Having played through the first 4-5 hours of the game, it certainly is exactly what you’d expect, which, if you’re anything like me, is of great relief.
But you’d be forgiven for asking with the extreme impudence that only a gamer can muster: ‘What the f#$k took so long, assholes?’
Late 2011
The game was first announced in late 2011 by THQ with Obsidian at the helm. Obsidian have found great fortune in the RPG genre, and considering the South Park team approached them directly (no publishers were yet involved), it seemed like enthusiasm for the project was strong on both sides – a match made in heaven.
It’d take only six months before the first bit of grim news, long before the hype train had properly started to take root, with Obsidian having to lay off “20-30” staff while cancelling a next-gen project. It likely had nothing to do with South Park, but some of those laid off were working on the Stick of Truth, so one way or another the project did end up getting the short end of the stick (BAD Leigh! No DONUT!)
It more realistically had to do with the poor sales of Dungeon Siege III, which was no small project and Obsidian bet big on it.
E3 2012
Still, flash forward to E3 2012 and the game was given its first trailer on the Microsoft stage, alongside a Kinect announcement, DLC rollout plans and the announcement of one DLC being 360 exclusive. To their eternal credit, a painfully orchestrated and scripted event was rendered joyous and irreverent for a brief moment when Trey Parker and Matt Stone took the stage.

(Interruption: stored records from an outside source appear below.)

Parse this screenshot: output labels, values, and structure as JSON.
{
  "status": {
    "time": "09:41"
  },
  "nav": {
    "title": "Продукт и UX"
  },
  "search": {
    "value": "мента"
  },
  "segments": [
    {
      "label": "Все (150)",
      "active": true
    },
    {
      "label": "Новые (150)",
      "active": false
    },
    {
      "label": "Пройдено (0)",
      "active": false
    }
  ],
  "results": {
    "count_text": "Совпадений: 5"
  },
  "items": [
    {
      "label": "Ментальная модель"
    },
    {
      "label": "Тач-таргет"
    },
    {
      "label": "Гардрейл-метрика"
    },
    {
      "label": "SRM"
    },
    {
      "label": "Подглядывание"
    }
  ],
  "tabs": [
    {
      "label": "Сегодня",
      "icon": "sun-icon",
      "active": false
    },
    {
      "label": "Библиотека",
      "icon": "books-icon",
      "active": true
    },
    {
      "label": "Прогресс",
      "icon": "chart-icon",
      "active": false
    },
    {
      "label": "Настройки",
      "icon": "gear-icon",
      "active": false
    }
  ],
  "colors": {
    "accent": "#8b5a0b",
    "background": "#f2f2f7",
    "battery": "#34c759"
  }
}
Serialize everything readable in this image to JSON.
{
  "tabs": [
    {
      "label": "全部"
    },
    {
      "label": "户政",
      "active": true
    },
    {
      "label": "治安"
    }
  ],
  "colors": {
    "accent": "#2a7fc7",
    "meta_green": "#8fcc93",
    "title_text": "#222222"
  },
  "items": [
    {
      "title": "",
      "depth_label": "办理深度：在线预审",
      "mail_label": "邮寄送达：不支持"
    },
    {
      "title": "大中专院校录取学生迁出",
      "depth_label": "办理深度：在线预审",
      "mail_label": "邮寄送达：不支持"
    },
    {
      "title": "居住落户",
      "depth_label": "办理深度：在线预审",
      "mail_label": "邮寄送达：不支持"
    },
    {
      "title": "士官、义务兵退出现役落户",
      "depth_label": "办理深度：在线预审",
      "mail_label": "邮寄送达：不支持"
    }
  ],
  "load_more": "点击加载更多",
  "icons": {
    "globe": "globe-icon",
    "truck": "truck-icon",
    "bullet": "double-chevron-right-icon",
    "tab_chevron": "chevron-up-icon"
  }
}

From where I was sitting, I could see the teleprompters. It was just delightful when they took the stage and the teleprompters went totally blank. That open dig at Microsoft they made when they first jumped on? Totally off the cuff. Bless ‘em.
For the rest of 2012, THQ would find itself being repeatedly beaten by the financial papers. Its future was looking grim and cut-backs were being made left, right and centre. In November of that year, it announced delays of all its key titles, South Park included, pushing it back to April 2013.
It then files for Chapter 11 bankruptcy and other publishers swoop in to pick up IPs at cheap rates. South Park goes to Ubisoft, and all is well in the jungle… that is until Ubisoft doesn’t bother to put South Park on its release schedule.
May 2013
On May 3, 2013, a Ubisoft spokesperson clarifies that it will hit in December 2013. Panic attacks are allayed and heart rates drop.
In October, Ubisoft announces it has been delayed again to March 2014.
So here we are at the back end of a messy saga. Normally, repeated six month delays without a game being officially sent back to the drawing board are a horrible sign. But it really is an enjoyable game and does exactly what it sets out to achieve!
Well, sort of. There’s the issue of censorship, but that’s not really a quality concern.
In any case, here’s the wrap:
December 2013
Seven scenes were censored in Europe, the Middle East and Africa, the game’s release date has been pushed back again in Germany and Austria (due to something which, when the lines are read between, sounds like a swastika or two), and in little ol’ Australia we’ve had three minigames dropped by them fine folks at the Australian Classification Board, to be replaced with a sobbing koala (you can watch the missing content here.
March 6 2014
South Park: The Stick of Truth is released in Australia to a raving reception.